The fortress corners are strengthened with powerful bastions. Sections between towers have in-wall passageways with the niches for archers. Towers and inter-tower ways are densely covered with arrow-shaped loopholes, mostly false.
Chilburj had two gates (northern and southern ones) through which the central street crossed the town. Initially this was a military fortress therefore its yard was not built up; just in the centre a trace of some construction survived where the fire was kept on.
The fortress was founded in the Late Parthian time (II - III c.c.A.D.). In the Late Sasanian period (V - VII c.c.), Chilburj was a flourishing town with the dense building of shakhristan and rabad; its development was broken off by the Arabian invasion.
The third stage of the town life refers to the period of the developed Middle Ages (X - XII c.c.) when it was used for caravans' halting place; in the X c. a small juma-mosque (34 x 32 m) was built nearby. As a caravanserai Chilburj existed up to the Mongol invasion whereupon it was abandoned completely.
Historical name of the town is not established. For the first time Chilburj was registered by the American mission (R.Pumpelly) at the beginning of the XX century but just after the investigations of the Southern Turkmen Archaeological Complex Expedition (YuTake) in the late 1940's - early 1950's it became widely known.
In the 1980's the joint Turkmen-Russian archaeological expedition (A.G.Gubaev and G.A.Koshelenko) carried out here excavations. Information acquired in the process of these works allowed to conceive the history of this monument more exactly.
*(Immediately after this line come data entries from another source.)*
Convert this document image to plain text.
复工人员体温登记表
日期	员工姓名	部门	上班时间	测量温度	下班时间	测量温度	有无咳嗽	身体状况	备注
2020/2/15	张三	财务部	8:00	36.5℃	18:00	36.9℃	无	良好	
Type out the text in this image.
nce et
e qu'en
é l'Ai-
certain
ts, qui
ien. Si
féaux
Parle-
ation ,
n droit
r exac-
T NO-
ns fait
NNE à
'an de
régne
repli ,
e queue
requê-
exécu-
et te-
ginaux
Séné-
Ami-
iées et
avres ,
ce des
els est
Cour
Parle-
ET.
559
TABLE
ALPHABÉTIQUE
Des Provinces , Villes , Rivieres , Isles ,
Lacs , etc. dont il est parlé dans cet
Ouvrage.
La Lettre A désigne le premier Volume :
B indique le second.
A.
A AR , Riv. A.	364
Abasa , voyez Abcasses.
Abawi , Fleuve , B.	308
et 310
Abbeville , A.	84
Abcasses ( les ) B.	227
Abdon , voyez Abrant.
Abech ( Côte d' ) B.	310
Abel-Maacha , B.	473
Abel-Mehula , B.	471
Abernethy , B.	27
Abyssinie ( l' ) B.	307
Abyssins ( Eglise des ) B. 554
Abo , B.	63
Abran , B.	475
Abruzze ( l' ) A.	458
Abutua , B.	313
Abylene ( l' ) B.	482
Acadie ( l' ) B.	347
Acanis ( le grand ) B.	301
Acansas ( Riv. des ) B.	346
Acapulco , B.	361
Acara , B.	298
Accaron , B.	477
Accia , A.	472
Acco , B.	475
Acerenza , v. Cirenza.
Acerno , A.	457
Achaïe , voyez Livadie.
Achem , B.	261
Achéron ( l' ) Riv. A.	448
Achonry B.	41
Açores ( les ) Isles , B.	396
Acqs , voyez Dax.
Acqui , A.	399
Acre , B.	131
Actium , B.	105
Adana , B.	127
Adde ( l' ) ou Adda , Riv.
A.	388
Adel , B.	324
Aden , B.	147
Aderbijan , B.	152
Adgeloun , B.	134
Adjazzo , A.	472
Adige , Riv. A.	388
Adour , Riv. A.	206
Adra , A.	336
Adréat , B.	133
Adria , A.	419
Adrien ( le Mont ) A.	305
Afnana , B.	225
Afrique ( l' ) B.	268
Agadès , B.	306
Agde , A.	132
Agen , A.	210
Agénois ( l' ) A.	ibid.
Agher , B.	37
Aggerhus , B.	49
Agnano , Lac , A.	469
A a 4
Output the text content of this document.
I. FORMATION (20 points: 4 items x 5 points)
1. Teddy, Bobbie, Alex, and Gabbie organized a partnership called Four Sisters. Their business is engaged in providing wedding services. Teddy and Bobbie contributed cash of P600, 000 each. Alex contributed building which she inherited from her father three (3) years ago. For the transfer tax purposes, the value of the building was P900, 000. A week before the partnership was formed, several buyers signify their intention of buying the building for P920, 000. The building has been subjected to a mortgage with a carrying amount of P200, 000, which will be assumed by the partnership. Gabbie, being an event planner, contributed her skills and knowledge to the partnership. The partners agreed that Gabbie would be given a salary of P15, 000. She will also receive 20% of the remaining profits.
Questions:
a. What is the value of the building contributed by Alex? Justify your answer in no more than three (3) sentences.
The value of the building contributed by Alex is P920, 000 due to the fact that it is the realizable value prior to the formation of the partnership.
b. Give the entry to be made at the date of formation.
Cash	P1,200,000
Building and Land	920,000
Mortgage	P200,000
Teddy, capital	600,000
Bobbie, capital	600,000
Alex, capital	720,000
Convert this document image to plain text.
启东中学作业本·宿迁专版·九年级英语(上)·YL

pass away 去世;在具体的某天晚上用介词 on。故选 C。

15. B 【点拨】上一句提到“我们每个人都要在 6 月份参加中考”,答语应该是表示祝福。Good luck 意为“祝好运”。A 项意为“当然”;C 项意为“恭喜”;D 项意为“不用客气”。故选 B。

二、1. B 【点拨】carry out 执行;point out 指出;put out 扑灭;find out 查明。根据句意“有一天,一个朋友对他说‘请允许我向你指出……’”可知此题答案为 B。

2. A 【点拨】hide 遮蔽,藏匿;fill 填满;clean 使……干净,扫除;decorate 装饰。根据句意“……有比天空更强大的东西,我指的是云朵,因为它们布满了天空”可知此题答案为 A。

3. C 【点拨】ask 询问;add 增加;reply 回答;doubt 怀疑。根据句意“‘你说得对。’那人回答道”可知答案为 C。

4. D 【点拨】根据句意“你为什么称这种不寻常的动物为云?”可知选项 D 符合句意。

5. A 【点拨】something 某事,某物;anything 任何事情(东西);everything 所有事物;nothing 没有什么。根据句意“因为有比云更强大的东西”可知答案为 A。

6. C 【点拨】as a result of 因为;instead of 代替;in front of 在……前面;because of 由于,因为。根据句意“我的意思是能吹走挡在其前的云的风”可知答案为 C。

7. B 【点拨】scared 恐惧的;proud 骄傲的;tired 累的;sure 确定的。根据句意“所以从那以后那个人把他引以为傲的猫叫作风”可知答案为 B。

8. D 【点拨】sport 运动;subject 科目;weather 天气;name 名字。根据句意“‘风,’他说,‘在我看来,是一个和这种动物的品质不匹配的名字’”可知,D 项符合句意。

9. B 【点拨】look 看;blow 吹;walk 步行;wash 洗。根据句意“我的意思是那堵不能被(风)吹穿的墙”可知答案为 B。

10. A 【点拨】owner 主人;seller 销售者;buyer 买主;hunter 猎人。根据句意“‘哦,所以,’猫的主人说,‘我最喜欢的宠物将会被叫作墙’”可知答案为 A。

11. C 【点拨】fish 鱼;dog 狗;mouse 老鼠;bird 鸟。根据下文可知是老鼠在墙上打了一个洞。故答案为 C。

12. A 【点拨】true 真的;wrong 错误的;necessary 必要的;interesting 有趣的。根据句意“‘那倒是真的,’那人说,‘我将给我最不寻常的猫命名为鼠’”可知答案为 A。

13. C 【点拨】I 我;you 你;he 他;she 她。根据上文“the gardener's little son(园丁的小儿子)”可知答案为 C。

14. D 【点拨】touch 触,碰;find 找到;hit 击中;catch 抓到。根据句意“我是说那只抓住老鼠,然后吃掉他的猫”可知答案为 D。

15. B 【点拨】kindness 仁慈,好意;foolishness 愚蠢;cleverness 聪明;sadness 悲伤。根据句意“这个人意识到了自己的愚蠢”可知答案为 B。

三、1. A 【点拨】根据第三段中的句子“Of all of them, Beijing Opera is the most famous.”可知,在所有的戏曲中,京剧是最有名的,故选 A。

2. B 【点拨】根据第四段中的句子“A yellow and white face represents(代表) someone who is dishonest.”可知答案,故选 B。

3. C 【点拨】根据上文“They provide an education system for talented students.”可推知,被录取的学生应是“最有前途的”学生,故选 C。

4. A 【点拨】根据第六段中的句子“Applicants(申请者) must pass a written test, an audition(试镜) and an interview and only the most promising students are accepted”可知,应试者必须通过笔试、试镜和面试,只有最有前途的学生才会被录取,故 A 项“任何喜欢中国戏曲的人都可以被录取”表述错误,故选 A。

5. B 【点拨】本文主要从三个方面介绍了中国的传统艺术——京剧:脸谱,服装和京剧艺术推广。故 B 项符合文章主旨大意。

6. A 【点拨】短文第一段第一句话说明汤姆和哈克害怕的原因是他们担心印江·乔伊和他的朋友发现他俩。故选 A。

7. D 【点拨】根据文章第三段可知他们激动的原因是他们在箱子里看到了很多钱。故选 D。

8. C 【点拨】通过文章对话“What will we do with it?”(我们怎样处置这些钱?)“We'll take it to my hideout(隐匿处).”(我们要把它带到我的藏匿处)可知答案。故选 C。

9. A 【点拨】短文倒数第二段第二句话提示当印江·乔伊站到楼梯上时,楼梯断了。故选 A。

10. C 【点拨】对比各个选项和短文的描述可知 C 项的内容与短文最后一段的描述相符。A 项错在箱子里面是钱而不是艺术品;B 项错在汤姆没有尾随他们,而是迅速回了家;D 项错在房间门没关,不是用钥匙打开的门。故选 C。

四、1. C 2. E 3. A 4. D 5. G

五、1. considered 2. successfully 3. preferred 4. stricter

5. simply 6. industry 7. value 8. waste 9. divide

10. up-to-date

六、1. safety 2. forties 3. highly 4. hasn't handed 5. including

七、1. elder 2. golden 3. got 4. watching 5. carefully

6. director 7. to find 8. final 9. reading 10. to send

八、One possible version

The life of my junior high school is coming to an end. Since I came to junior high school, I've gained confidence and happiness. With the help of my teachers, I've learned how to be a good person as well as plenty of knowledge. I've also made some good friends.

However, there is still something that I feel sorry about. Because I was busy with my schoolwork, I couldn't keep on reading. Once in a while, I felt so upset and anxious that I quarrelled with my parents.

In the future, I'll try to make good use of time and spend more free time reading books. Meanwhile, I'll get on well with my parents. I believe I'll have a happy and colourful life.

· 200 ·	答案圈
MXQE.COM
The Late Parthian fortress Chilburj continues traditions of the Early Parthian period which are fully reflected in the fortress of Durnaly (I - II c.c. A.D.). Keeping traditional for the Parthian architecture the wall type with numerous towers of rectangular form cut through with embrasures (like in Durnaly).
The principle of gate fortification typical for the Middle Asian antiquity, Chilburj provides the earliest in Middle Asia example of using the wall goffering usual for the VII - X cc. architecture.